Umwelt

Wenn der Rheinpegel sinkt

Budenheim und der Klimawandel

Eine Situation, wie wir sie seit einigen Jahren kennen und an die wir uns wohl gewöhnen müssen: Der Sommer war sehr heiß und viel zu trocken. Im Dürrejahr 2018 mit seiner langen Trockenheitsperiode im Sommer hatte dies auch auf unsere Produktion Auswirkungen. Denn wegen des niedrigen Wasserpegels am Rhein konnten Frachtschiffe nur sehr eingeschränkt Güter transportieren. Die Folge: Statt mit einem einzigen Schiff mussten für die gleiche Menge an Rohstoffen weit mehr als 60 Lkw auf die Straße gebracht werden. Ein enormer Mehraufwand, aber Budenheim hat schnell reagiert und so das Problem minimieren können.

Das Forschungsprojekt

Welche Risiken ergeben sich aus dem Klimawandel für Budenheim? Wie kann das Unternehmen den Veränderungen begegnen? Und gibt es auch Chancen? Gibt es interne Hindernisse bei der Anpassung an die Folgen des Klimawandels? Und welche Hilfestellungen bietet die ISO 14001 – die internationale Norm für Umweltmanagementsysteme - zur Überwindung dieser Hindernisse? Diese Fragen erforschte Tobias Wagner, Immissionsschutzbeauftragter bei Budenheim, im vergangenen Jahr in seiner Masterarbeit, die er an der Leuphana Universität Lüneburg schrieb.
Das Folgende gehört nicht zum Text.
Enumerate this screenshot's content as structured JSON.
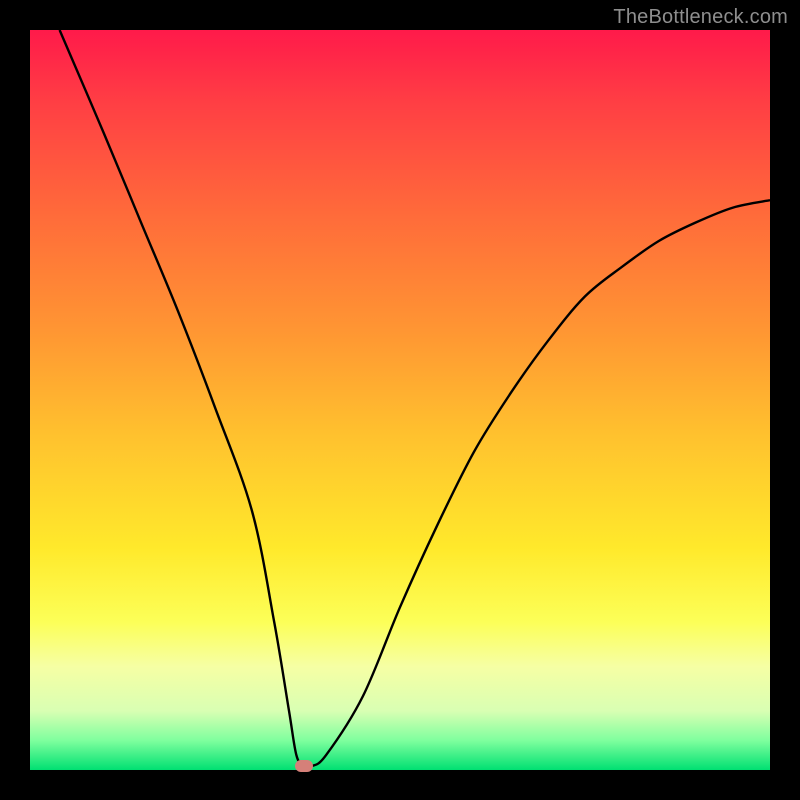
{
  "watermark": "TheBottleneck.com",
  "chart_data": {
    "type": "line",
    "title": "",
    "xlabel": "",
    "ylabel": "",
    "xlim": [
      0,
      100
    ],
    "ylim": [
      0,
      100
    ],
    "grid": false,
    "legend": false,
    "series": [
      {
        "name": "bottleneck-curve",
        "x": [
          4,
          10,
          15,
          20,
          25,
          30,
          33,
          35,
          36,
          37,
          38,
          40,
          45,
          50,
          55,
          60,
          65,
          70,
          75,
          80,
          85,
          90,
          95,
          100
        ],
        "y": [
          100,
          86,
          74,
          62,
          49,
          35,
          20,
          8,
          2,
          0.5,
          0.5,
          2,
          10,
          22,
          33,
          43,
          51,
          58,
          64,
          68,
          71.5,
          74,
          76,
          77
        ]
      }
    ],
    "optimum_marker": {
      "x": 37,
      "y": 0.5
    },
    "background_gradient": {
      "top": "#ff1a4a",
      "mid": "#ffe92b",
      "bottom": "#00e072"
    }
  }
}
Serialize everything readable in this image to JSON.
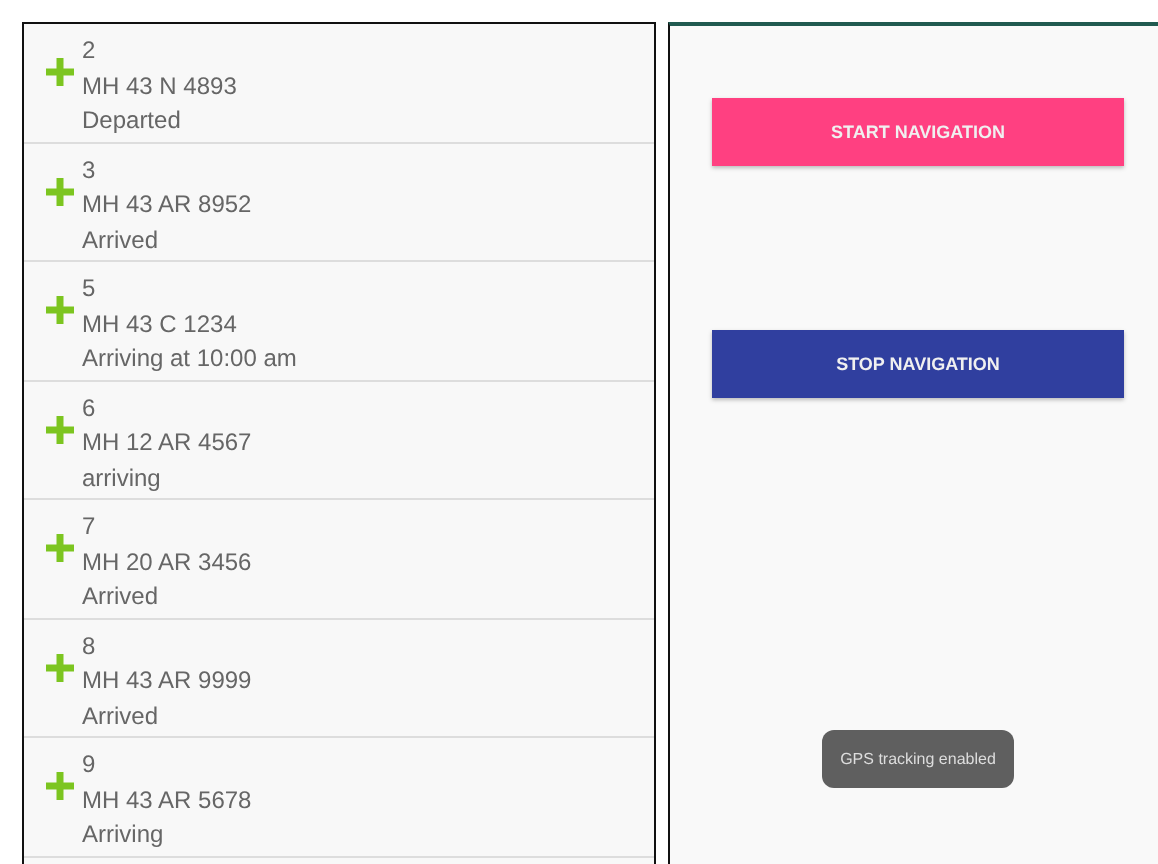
{
  "vehicles": [
    {
      "number": "2",
      "plate": "MH 43 N 4893",
      "status": "Departed"
    },
    {
      "number": "3",
      "plate": "MH 43 AR 8952",
      "status": "Arrived"
    },
    {
      "number": "5",
      "plate": "MH 43 C 1234",
      "status": "Arriving at 10:00 am"
    },
    {
      "number": "6",
      "plate": "MH 12 AR 4567",
      "status": "arriving"
    },
    {
      "number": "7",
      "plate": "MH 20 AR 3456",
      "status": "Arrived"
    },
    {
      "number": "8",
      "plate": "MH 43 AR 9999",
      "status": "Arrived"
    },
    {
      "number": "9",
      "plate": "MH 43 AR 5678",
      "status": "Arriving"
    }
  ],
  "buttons": [
    {
      "label": "START NAVIGATION",
      "kind": "start"
    },
    {
      "label": "STOP NAVIGATION",
      "kind": "stop"
    }
  ],
  "toast": "GPS tracking enabled"
}
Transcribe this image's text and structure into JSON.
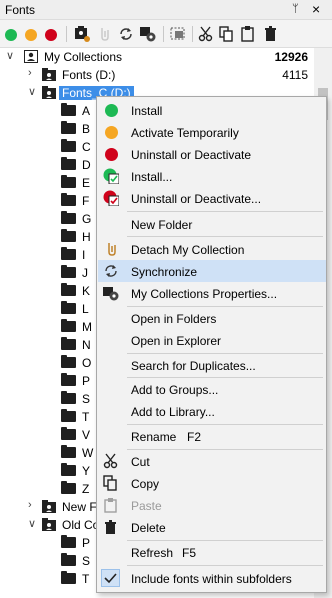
{
  "title_bar": {
    "title": "Fonts",
    "pin_glyph": "ᛘ",
    "close_glyph": "×"
  },
  "toolbar": {
    "buttons": [
      {
        "name": "activate-icon",
        "color": "#1db954"
      },
      {
        "name": "activate-temporarily-icon",
        "color": "#f5a623"
      },
      {
        "name": "deactivate-icon",
        "color": "#d0021b"
      },
      {
        "name": "collection-properties-icon"
      },
      {
        "name": "detach-collection-icon"
      },
      {
        "name": "synchronize-icon"
      },
      {
        "name": "settings-icon"
      },
      {
        "name": "add-to-groups-icon"
      },
      {
        "name": "cut-icon"
      },
      {
        "name": "copy-icon"
      },
      {
        "name": "paste-icon"
      },
      {
        "name": "delete-icon"
      }
    ]
  },
  "tree": {
    "root": {
      "label": "My Collections",
      "count": "12926"
    },
    "fonts_d": {
      "label": "Fonts (D:)",
      "count": "4115"
    },
    "fonts_c": {
      "label": "Fonts_C (D:)"
    },
    "letters": [
      "A",
      "B",
      "C",
      "D",
      "E",
      "F",
      "G",
      "H",
      "I",
      "J",
      "K",
      "L",
      "M",
      "N",
      "O",
      "P",
      "S",
      "T",
      "V",
      "W",
      "Y",
      "Z"
    ],
    "new_f": {
      "label": "New F"
    },
    "old_c": {
      "label": "Old Co"
    },
    "old_c_letters": [
      "P",
      "S",
      "T"
    ]
  },
  "context_menu": {
    "items": [
      {
        "label": "Install",
        "icon": "green-dot-icon"
      },
      {
        "label": "Activate Temporarily",
        "icon": "orange-dot-icon"
      },
      {
        "label": "Uninstall or Deactivate",
        "icon": "red-dot-icon"
      },
      {
        "label": "Install...",
        "icon": "install-check-icon"
      },
      {
        "label": "Uninstall or Deactivate...",
        "icon": "uninstall-check-icon"
      },
      {
        "label": "New Folder"
      },
      {
        "label": "Detach My Collection",
        "icon": "detach-icon"
      },
      {
        "label": "Synchronize",
        "icon": "synchronize-icon"
      },
      {
        "label": "My Collections Properties...",
        "icon": "properties-icon"
      },
      {
        "label": "Open in Folders"
      },
      {
        "label": "Open in Explorer"
      },
      {
        "label": "Search for Duplicates..."
      },
      {
        "label": "Add to Groups..."
      },
      {
        "label": "Add to Library..."
      },
      {
        "label": "Rename",
        "shortcut": "F2"
      },
      {
        "label": "Cut",
        "icon": "cut-icon"
      },
      {
        "label": "Copy",
        "icon": "copy-icon"
      },
      {
        "label": "Paste",
        "icon": "paste-icon",
        "disabled": true
      },
      {
        "label": "Delete",
        "icon": "delete-icon"
      },
      {
        "label": "Refresh",
        "shortcut": "F5"
      },
      {
        "label": "Include fonts within subfolders",
        "icon": "checkmark-icon",
        "checked": true
      }
    ]
  },
  "colors": {
    "selection": "#3d8ee8",
    "menu_highlight": "#cfe1f6",
    "menu_background": "#f2f2f2",
    "green": "#1db954",
    "orange": "#f5a623",
    "red": "#d0021b"
  }
}
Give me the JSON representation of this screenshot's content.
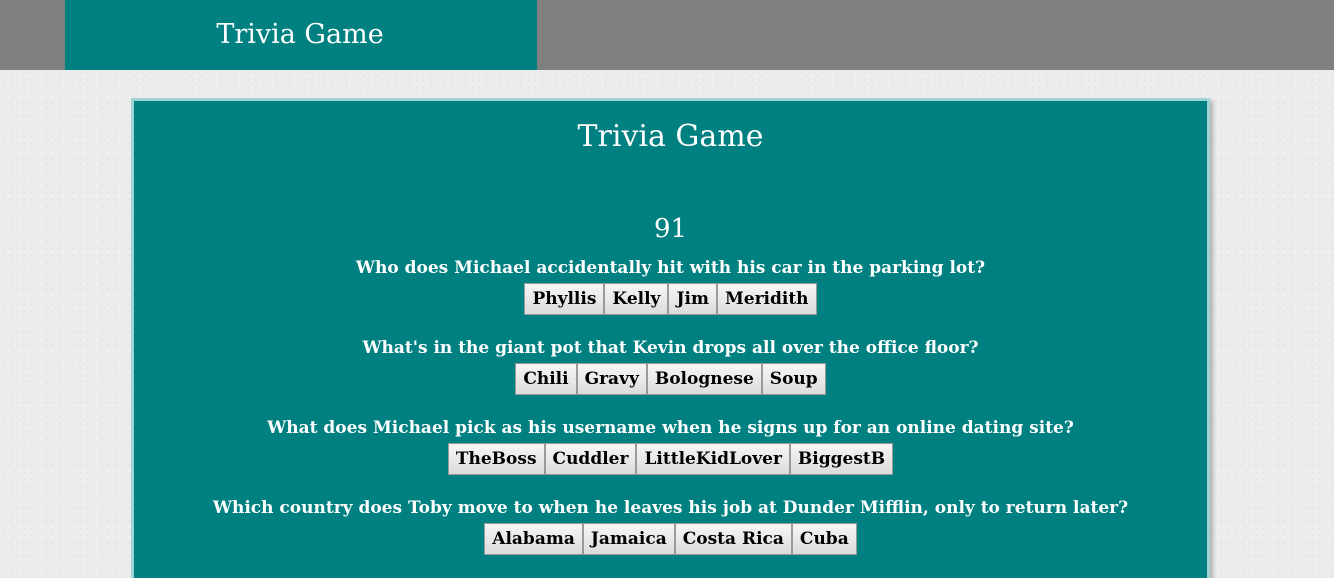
{
  "header": {
    "brand_title": "Trivia Game"
  },
  "card": {
    "title": "Trivia Game",
    "timer": "91"
  },
  "questions": [
    {
      "text": "Who does Michael accidentally hit with his car in the parking lot?",
      "answers": [
        "Phyllis",
        "Kelly",
        "Jim",
        "Meridith"
      ]
    },
    {
      "text": "What's in the giant pot that Kevin drops all over the office floor?",
      "answers": [
        "Chili",
        "Gravy",
        "Bolognese",
        "Soup"
      ]
    },
    {
      "text": "What does Michael pick as his username when he signs up for an online dating site?",
      "answers": [
        "TheBoss",
        "Cuddler",
        "LittleKidLover",
        "BiggestB"
      ]
    },
    {
      "text": "Which country does Toby move to when he leaves his job at Dunder Mifflin, only to return later?",
      "answers": [
        "Alabama",
        "Jamaica",
        "Costa Rica",
        "Cuba"
      ]
    }
  ],
  "colors": {
    "teal": "#008080",
    "gray_bar": "#808080",
    "page_bg": "#ececec"
  }
}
Der Titel seiner Arbeit lautete: „Überwindung interner, unternehmerischer Barrieren bei der Anpassung an den Klimawandel im Kontext der ISO 14001“. Es zeigte sich schnell, dass das Thema Klimawandel sehr komplexe Auswirkungen für Budenheim hat und eine Vielzahl an Herausforderungen mit sich bringt, die nur gemeinsam gelöst werden können.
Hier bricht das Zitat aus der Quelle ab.